During that time, Phelps was facing a medical crisis and the Screamin’ Fleas lineup became what it remains today—Phelps, Belisle, bass player Meri Middletown, and guitarist Martin Bell.
“I used to think, I want to be a singer-songwriter. Then after the throat thing (Phelps battled thyroid cancer), I realized that all I really cared about was singing. When you almost lose your voice, you start to realize what you really truly had. It made me realize how I just wanted to sing.
“Because of the where the thyroid lays, when they took off (the cancer), it took me about three months to be able to hold my voice steady and just to talk right,” says Phelps. “It took me about six months to sing, and even to this day I still have problems. And I don’t have near the voice I did. I had to re-learn how to sing.
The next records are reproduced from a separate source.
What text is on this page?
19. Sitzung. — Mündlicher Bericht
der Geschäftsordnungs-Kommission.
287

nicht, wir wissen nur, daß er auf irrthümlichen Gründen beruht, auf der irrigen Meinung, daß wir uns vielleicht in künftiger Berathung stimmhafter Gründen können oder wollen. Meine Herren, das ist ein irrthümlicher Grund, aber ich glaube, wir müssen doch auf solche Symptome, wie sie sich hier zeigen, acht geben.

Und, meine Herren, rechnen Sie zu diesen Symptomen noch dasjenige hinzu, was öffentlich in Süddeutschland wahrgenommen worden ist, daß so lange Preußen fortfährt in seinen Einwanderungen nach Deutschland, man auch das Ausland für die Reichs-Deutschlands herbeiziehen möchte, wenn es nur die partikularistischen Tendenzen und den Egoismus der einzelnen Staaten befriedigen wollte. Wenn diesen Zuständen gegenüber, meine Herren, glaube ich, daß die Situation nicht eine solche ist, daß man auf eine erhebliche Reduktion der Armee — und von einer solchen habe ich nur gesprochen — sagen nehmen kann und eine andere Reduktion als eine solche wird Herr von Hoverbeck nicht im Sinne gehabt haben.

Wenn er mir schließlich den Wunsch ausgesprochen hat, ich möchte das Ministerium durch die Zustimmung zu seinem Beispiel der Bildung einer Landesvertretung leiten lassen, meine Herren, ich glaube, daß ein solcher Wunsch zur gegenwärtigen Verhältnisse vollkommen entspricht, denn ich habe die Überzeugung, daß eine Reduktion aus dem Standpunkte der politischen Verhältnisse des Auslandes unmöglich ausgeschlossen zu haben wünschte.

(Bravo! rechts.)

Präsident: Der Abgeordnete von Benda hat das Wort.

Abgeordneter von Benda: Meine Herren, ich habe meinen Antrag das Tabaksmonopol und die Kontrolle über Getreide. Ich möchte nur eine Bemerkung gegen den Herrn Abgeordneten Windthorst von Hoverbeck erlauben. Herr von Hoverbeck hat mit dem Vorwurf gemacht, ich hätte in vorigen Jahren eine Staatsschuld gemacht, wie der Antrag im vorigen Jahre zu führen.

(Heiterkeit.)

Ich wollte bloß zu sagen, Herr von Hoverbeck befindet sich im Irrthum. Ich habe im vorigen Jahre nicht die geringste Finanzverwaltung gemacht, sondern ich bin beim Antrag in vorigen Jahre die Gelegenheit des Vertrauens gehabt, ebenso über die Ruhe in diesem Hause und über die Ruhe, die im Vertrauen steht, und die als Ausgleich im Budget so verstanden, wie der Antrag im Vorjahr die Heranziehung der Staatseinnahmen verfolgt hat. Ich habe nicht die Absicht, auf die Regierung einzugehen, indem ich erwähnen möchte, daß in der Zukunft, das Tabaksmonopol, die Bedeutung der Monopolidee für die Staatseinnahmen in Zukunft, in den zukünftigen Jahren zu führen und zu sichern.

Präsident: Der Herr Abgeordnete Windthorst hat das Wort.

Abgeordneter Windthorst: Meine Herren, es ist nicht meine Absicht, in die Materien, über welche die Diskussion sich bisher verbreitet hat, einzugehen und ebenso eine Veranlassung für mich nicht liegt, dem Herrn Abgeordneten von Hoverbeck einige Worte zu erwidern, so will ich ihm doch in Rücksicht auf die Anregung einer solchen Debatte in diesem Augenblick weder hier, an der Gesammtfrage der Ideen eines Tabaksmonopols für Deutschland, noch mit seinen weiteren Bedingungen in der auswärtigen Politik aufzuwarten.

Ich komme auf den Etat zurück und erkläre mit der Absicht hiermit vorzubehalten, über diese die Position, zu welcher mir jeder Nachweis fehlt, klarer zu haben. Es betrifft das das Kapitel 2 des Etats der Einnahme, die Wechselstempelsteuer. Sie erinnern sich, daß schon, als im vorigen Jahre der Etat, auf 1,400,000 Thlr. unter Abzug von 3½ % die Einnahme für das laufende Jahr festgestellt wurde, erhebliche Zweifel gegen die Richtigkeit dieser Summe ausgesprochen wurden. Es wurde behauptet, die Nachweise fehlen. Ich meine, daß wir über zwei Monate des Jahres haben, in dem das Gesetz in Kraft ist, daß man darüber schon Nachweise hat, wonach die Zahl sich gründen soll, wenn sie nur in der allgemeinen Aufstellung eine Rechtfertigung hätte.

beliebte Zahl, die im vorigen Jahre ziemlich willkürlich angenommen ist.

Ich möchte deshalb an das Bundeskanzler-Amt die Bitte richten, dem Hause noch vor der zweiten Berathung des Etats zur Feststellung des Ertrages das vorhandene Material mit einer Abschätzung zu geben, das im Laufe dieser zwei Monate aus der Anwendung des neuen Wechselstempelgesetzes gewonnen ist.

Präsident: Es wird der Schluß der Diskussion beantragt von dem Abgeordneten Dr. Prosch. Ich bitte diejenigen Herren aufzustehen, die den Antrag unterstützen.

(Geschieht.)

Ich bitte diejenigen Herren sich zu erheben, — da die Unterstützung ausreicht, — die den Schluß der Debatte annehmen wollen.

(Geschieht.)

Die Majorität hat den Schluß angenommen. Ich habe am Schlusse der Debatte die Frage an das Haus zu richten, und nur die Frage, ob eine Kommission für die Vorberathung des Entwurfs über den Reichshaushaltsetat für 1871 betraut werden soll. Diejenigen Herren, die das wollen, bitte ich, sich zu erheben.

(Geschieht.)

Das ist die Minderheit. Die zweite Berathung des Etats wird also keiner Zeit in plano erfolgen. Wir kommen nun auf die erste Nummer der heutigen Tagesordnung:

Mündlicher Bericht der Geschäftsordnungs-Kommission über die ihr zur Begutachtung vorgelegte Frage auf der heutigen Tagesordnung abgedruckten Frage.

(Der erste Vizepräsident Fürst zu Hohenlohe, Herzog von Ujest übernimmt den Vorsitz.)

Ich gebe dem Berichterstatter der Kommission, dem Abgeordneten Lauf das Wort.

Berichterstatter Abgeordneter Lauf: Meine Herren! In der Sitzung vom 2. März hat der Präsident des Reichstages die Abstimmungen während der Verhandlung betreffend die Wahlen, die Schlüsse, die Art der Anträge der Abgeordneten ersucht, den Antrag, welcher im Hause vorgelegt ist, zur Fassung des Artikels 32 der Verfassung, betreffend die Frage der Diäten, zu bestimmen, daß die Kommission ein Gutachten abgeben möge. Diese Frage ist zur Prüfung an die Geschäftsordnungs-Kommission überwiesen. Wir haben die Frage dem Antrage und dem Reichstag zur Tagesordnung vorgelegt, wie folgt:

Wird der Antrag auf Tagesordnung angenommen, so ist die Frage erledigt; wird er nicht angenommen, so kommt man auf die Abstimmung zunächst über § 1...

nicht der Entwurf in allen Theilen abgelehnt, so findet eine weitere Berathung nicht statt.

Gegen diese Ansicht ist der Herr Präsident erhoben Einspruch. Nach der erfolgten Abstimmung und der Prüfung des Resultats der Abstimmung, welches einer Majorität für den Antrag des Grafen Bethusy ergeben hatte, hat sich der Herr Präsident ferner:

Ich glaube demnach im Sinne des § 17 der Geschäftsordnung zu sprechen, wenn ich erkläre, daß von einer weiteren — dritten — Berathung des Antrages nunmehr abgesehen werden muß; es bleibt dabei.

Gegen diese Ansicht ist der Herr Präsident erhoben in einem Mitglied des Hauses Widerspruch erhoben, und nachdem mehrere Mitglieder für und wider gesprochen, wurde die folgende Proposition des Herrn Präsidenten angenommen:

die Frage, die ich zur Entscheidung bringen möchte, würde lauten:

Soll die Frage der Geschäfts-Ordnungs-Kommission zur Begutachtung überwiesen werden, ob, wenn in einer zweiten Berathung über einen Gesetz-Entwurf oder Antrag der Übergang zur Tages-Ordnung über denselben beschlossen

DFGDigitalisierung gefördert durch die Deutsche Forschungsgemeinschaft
“Well, first I had to re-learn how to talk, and then had to re-learn how to sing.”
She lost her voice, but in the process Phelps corrected a lot of what she calls “crutches.” “We all just get out there and start belting, and you’re learning incorrectly. Everybody—I don’t care who they are—they need to go take voice lessons to just learn how to sing correctly. It changed my whole point of view on music, as far as what I want out of it.”
Although the Screamin’ Fleas don’t have much in the way of recorded music, Phelps plans to record a solo album that will feature the band. She says the freedom of doing it in her space without time restrictions appeals to her and will help create a more authentic, energetic album.
As for Furry Fest, “This is the third year of the thing, and this is the third year that I have played it as a solo. I open it, and then this is second year the Fleas are playing it.
“It’s so much fun. They have dachshund races. The first year I didn’t see them, but last year, I was playing and in the middle of a song they started the races. I had to stop because I started laughing. There’s nothing funnier than a dachshund running, and when you get six of them running at once…” She trails off into laughter.
Phelps also supports HEART Animal Rescue through her weekly open mic at Buster’s in Panama City Beach that she calls “HootNite.” With all tips going to HEART, just over $2,000 has been raised so far.
Additionally, Phelps sees open mic nights as powerful starting places for musicians. “There were no open mics when I was young,” she says. “There’s just no way to get your feet underneath you if you don’t stand on a stage with a microphone. Open mic nights help create a sense of community and help us be connected a little better. I love that connection between everyone for building a thriving music community.”